Oh, yes; but a ring of the bell always makes me feel that I must go, and surely, coming into your own house, you can dispense with that habit.
M. DE SALLUS
I don't understand you.
JACQUES DE RANDOL
Why, it is very simple. When I visit people whom I like, such as Madame de Sallus and yourself, I do not expect to meet the Paris that flutters from house to house in the evening, gossiping and scandalizing. I have had my experience of gossip and tittle-tattle. It needs only one of these talkative dames or men to take away all the pleasure there is for me in visiting the lady on whom I happen to have called. Sometimes when I am anchored perforce upon my seat, I feel lost; I do not know how to get away. I have to take part in the whirlpool of foolish chatter.

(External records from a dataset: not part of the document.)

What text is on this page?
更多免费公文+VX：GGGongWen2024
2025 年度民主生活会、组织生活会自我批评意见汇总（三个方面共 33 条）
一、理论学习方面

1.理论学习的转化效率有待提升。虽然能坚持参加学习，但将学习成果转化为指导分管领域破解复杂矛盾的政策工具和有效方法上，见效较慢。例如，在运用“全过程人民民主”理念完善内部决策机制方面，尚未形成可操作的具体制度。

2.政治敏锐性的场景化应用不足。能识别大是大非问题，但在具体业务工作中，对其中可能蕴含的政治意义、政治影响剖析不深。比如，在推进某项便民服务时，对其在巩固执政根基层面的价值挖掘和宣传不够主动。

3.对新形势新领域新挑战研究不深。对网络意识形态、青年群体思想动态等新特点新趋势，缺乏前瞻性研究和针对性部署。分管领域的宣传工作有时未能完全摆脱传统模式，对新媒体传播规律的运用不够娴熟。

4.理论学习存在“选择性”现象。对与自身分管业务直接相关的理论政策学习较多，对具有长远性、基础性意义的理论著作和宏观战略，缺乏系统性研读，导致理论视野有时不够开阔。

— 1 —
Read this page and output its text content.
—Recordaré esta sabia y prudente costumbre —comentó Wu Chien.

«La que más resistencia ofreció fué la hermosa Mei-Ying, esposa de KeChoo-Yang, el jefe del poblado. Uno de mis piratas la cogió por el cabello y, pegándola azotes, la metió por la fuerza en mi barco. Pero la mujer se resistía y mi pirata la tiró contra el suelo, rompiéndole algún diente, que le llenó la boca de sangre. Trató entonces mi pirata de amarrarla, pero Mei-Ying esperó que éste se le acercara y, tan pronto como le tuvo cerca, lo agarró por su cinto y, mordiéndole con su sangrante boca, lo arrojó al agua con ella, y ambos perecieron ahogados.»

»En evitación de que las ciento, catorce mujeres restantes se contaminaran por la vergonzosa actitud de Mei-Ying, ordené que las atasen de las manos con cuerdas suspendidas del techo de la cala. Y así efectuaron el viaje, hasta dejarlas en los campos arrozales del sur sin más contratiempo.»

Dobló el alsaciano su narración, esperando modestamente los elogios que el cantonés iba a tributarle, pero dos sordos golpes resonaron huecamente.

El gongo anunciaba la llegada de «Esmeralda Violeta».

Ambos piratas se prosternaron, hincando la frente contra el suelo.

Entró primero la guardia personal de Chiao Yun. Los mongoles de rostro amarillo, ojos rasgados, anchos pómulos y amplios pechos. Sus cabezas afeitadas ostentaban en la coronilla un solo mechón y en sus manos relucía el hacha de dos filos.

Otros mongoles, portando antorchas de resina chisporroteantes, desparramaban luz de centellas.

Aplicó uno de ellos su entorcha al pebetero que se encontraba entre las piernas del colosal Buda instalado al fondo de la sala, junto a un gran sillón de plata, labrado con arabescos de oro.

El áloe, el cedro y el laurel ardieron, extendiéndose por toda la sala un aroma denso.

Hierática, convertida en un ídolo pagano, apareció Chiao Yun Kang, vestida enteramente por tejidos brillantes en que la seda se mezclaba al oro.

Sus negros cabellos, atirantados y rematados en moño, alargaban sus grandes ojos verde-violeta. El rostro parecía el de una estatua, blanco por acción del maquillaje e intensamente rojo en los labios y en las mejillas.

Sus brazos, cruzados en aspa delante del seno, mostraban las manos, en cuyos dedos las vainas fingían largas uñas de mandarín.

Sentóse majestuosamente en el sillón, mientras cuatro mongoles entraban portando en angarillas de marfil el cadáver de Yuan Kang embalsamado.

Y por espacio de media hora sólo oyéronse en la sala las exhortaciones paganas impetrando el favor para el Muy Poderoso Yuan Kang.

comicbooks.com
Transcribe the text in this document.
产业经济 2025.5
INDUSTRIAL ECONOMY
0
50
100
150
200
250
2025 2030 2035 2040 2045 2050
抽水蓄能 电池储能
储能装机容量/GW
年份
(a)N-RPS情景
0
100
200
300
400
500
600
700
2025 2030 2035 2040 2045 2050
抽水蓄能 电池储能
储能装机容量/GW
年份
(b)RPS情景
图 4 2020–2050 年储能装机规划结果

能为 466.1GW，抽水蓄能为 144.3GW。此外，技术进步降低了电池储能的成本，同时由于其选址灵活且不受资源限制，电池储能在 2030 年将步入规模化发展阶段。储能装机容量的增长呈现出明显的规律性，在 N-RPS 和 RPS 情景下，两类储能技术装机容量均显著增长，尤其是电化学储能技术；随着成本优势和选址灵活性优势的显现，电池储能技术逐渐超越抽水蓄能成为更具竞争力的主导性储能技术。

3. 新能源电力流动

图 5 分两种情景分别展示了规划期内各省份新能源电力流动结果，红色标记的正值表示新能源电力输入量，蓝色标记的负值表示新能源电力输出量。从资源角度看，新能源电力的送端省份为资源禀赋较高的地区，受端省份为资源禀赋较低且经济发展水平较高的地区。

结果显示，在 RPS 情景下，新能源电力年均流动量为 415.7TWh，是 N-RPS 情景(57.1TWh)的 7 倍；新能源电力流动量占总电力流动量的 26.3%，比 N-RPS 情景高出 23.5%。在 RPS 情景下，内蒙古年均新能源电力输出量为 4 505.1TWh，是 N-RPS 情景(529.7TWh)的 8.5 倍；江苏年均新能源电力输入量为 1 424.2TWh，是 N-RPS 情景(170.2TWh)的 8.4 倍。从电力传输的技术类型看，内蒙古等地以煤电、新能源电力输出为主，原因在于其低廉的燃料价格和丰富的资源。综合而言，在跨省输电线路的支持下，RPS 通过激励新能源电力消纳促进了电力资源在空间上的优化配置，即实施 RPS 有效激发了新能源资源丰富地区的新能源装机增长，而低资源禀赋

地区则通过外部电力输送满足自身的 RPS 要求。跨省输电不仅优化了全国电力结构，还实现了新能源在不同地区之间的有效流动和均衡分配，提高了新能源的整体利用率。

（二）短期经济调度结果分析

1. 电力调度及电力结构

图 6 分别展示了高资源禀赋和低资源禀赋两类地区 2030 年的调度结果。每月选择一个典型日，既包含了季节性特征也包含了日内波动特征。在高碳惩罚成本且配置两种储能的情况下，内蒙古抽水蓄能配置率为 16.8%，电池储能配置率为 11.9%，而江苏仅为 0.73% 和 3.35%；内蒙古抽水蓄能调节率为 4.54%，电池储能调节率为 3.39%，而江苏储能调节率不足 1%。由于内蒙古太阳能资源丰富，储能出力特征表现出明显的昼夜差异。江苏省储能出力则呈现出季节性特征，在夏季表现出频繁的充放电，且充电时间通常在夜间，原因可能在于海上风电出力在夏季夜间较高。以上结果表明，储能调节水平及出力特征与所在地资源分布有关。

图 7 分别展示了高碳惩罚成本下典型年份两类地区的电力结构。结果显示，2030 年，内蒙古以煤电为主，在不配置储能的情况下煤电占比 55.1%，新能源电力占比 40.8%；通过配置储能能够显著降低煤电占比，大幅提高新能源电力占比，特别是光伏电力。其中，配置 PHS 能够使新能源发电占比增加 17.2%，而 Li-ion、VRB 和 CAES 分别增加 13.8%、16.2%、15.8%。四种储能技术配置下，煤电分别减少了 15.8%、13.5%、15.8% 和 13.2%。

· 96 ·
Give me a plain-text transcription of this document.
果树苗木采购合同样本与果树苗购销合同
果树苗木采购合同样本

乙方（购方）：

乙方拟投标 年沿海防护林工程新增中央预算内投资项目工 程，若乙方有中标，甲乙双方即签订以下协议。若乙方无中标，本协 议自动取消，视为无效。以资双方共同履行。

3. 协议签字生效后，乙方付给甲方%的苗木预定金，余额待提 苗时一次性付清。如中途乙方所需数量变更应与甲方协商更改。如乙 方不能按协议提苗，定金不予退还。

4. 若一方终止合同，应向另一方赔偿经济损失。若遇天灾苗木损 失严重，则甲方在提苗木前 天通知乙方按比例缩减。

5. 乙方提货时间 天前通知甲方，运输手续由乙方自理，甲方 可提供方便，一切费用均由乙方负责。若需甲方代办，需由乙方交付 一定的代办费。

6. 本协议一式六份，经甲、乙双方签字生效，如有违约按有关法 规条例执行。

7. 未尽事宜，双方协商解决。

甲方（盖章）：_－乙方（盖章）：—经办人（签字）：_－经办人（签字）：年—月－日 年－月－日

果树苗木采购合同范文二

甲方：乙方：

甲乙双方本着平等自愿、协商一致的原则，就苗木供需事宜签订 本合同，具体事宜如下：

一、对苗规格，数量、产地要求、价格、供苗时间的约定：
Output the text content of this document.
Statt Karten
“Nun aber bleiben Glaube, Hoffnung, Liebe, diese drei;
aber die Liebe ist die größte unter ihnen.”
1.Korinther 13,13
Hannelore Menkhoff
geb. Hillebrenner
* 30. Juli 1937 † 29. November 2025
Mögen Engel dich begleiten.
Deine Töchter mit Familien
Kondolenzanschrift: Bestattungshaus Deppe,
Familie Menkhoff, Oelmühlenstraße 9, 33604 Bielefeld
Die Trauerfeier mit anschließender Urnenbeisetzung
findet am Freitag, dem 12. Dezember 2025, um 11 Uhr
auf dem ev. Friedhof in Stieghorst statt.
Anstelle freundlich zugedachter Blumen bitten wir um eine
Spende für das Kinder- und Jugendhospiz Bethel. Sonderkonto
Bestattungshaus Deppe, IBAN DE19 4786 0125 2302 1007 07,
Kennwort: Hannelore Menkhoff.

I know all the set questions and answers better than I do the catechism itself, and it bores me to have to remain until the very end and hear the very last opinion of some fool upon the comedy, or the book, or the divorce, or the marriage, or the death that is being discussed. Now, do you understand why I always get up and go at the sound of a bell?
M. DE SALLUS [laughs]
What you say is very true. Drawing-rooms now are not habitable from four o'clock to seven, and our wives have no right to complain if we leave them to go to the club.
MME. DE SALLUS [sarcastically]
Nevertheless, I do not see my way to receiving ballet girls, or chorus girls, or actresses, or so-called painters, poets, musicians, and others—in order to keep you near me.